Life Among the Woods
First published in
Bean Spasms
, this prose work is a giddy mistranslation from a French grammar book for children.

In Three Parts
and
In 4 Parts
These two poems, influenced by John Giorno’s treatment of found materials, were first published in
Bean Spasms
.

AN AUTOBIOGRAPHY IN 5 PARTS

This work, made entirely of found materials, was first published in Bill Berkson’s magazine/anthology
Best & Co
. in 1969. In that presentation, there were headings beneath the overall title corresponding to each of the five sections: “Childhood,” “Army Life,” “Dope Scene,” “Manners,” and “Poetry.” Ted omitted the headings from
In the Early Morning Rain
.

March 17th, 1970
Ted had become interested in the “occasional” poem. The occasion for this poem is St. Patrick’s Day; the poem addresses what that holiday might mean to an Irish American who both liked and disliked “Irish-American-ness.”

Epithalamion
First published in
Bean Spasms
.

Poop
First published in
Bean Spasms
.

February Air
The poem originally did not repeat the last line, “You’d Better Move On” (from a Rolling Stones song). The repetition was added in
So Going Around Cities
, in which this poem appears in the section called
Many Happy Returns
.

Black Power
Much of this poem is incorporated into the poem “Bean Spasms.”

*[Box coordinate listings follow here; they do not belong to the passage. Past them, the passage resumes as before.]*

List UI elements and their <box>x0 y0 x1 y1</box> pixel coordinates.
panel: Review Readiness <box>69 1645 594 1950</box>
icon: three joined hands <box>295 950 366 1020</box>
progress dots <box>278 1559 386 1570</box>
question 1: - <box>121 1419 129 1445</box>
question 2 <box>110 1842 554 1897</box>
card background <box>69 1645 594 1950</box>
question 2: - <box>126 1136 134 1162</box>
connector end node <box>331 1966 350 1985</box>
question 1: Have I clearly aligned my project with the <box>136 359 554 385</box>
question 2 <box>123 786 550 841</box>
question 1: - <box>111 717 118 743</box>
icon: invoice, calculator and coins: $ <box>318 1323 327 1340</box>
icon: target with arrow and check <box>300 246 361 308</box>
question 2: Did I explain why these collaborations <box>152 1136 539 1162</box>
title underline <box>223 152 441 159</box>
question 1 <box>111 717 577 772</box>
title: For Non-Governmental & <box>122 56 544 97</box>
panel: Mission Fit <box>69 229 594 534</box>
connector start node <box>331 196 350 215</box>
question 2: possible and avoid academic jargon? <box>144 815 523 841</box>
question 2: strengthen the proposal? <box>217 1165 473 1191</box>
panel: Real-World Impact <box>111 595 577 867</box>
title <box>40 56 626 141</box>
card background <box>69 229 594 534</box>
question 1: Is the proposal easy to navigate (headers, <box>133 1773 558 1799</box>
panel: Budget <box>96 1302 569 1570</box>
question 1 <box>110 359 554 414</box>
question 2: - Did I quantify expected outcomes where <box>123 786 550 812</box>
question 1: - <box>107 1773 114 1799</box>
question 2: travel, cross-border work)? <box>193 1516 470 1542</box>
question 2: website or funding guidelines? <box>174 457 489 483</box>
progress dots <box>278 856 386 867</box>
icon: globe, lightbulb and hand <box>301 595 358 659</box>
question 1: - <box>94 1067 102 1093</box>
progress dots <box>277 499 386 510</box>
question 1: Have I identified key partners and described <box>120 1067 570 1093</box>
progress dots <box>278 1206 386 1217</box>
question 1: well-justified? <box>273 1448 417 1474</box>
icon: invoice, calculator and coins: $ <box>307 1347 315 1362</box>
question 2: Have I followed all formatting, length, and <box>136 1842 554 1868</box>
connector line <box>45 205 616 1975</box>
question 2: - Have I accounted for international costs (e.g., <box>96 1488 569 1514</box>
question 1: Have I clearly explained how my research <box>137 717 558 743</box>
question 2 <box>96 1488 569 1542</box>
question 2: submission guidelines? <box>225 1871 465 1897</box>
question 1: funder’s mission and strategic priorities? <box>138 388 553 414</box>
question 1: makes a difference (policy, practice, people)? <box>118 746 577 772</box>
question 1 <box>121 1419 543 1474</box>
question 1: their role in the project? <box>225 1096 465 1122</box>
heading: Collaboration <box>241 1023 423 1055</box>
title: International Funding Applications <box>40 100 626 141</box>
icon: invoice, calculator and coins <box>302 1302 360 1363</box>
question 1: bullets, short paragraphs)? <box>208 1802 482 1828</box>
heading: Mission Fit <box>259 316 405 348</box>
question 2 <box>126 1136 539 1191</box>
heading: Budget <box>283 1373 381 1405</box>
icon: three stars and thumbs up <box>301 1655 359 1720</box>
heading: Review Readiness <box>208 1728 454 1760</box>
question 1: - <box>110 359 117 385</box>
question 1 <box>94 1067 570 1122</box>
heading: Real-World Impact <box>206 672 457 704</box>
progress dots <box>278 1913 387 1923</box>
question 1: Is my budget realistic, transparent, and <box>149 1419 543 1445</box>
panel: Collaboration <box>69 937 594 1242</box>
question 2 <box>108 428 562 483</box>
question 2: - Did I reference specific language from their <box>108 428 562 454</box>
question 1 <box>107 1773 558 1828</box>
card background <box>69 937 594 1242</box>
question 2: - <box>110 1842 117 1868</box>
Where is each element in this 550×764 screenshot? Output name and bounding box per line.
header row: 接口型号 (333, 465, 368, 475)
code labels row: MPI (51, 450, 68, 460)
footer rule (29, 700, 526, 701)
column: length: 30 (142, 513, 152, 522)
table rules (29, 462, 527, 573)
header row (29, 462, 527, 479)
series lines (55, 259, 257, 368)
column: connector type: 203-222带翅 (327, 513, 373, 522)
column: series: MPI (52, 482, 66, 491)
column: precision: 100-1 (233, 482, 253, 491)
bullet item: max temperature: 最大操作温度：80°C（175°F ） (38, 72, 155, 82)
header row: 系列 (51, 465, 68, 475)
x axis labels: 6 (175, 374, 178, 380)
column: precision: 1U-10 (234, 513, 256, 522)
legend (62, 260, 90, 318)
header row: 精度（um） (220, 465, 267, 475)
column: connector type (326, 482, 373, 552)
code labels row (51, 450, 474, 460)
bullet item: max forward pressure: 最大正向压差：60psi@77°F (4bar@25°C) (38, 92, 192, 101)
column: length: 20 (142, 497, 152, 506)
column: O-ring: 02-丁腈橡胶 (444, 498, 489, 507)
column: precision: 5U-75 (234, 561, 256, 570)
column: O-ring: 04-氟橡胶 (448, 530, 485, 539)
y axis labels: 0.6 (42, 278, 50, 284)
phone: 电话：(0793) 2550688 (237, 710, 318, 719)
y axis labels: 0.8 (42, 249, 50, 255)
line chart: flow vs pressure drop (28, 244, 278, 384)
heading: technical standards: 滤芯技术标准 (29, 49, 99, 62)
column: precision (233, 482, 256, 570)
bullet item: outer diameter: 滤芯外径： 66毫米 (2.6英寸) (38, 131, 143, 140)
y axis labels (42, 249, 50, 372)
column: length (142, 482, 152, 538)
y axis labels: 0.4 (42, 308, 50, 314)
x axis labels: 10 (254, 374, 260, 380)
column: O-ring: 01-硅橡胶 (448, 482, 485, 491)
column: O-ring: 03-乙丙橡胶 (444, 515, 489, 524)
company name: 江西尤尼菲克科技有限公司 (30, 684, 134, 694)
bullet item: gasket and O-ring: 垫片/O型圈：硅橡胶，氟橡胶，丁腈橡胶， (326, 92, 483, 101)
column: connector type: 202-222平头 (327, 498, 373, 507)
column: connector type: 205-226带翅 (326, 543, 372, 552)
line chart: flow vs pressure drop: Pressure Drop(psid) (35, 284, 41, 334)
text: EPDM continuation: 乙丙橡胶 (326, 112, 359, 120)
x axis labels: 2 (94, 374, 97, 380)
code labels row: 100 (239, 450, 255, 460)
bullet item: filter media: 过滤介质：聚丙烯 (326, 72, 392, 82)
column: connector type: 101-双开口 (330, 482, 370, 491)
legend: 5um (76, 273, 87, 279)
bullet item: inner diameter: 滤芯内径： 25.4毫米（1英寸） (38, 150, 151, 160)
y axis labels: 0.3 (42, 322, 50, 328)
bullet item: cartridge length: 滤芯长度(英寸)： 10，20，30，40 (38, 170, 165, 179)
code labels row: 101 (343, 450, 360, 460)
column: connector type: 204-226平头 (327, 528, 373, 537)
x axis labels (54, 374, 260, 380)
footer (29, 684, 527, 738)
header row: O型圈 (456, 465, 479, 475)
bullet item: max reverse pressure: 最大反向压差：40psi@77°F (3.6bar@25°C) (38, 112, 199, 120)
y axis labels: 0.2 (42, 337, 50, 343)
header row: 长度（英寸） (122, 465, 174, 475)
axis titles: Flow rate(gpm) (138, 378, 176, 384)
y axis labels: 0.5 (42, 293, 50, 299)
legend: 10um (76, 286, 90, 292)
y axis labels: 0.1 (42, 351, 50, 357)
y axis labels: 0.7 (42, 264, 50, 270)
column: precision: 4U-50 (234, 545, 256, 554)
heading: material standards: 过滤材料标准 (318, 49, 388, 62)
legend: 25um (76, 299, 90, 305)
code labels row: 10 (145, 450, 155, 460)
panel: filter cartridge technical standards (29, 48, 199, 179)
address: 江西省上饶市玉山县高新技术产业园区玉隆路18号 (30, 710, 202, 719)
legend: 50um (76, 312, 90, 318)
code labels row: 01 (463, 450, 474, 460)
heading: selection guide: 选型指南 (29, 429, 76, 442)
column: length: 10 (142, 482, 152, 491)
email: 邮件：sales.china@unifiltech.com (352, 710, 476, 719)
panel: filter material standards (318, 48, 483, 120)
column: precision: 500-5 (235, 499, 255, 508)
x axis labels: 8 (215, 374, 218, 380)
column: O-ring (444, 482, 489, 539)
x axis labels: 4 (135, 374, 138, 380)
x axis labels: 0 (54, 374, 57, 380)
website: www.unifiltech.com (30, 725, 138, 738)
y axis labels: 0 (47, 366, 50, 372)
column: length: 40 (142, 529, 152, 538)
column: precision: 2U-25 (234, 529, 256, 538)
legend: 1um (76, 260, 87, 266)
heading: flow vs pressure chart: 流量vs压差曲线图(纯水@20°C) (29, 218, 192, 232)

The Ten Greatest Books of the Year (1967)
This list poem, which originally did not appear in
In the Early Morning Rain
, has been inserted before “The Ten
Greatest Books of the Year, 1968.” The poem was first published in
So Going Around Cities
.

interstices
and
bent
These are the first one-word poems published by Ted. The avowed influence is Aram Saroyan, whose book of minimal poems,
Aram Saroyan
, had been published in 1968.

The Great Genius
This poem originally read as follows: “The Great Genius is / A man who can do the / Average thing when everybody / Else is going crazy.” Ted rewrote the poem in his personal copy of the book, and we have used the rewritten version.

Poem for Philip Whalen
Ted made a handful of punctuational changes in this poem, in his personal copy of the book, all of which we have incorporated.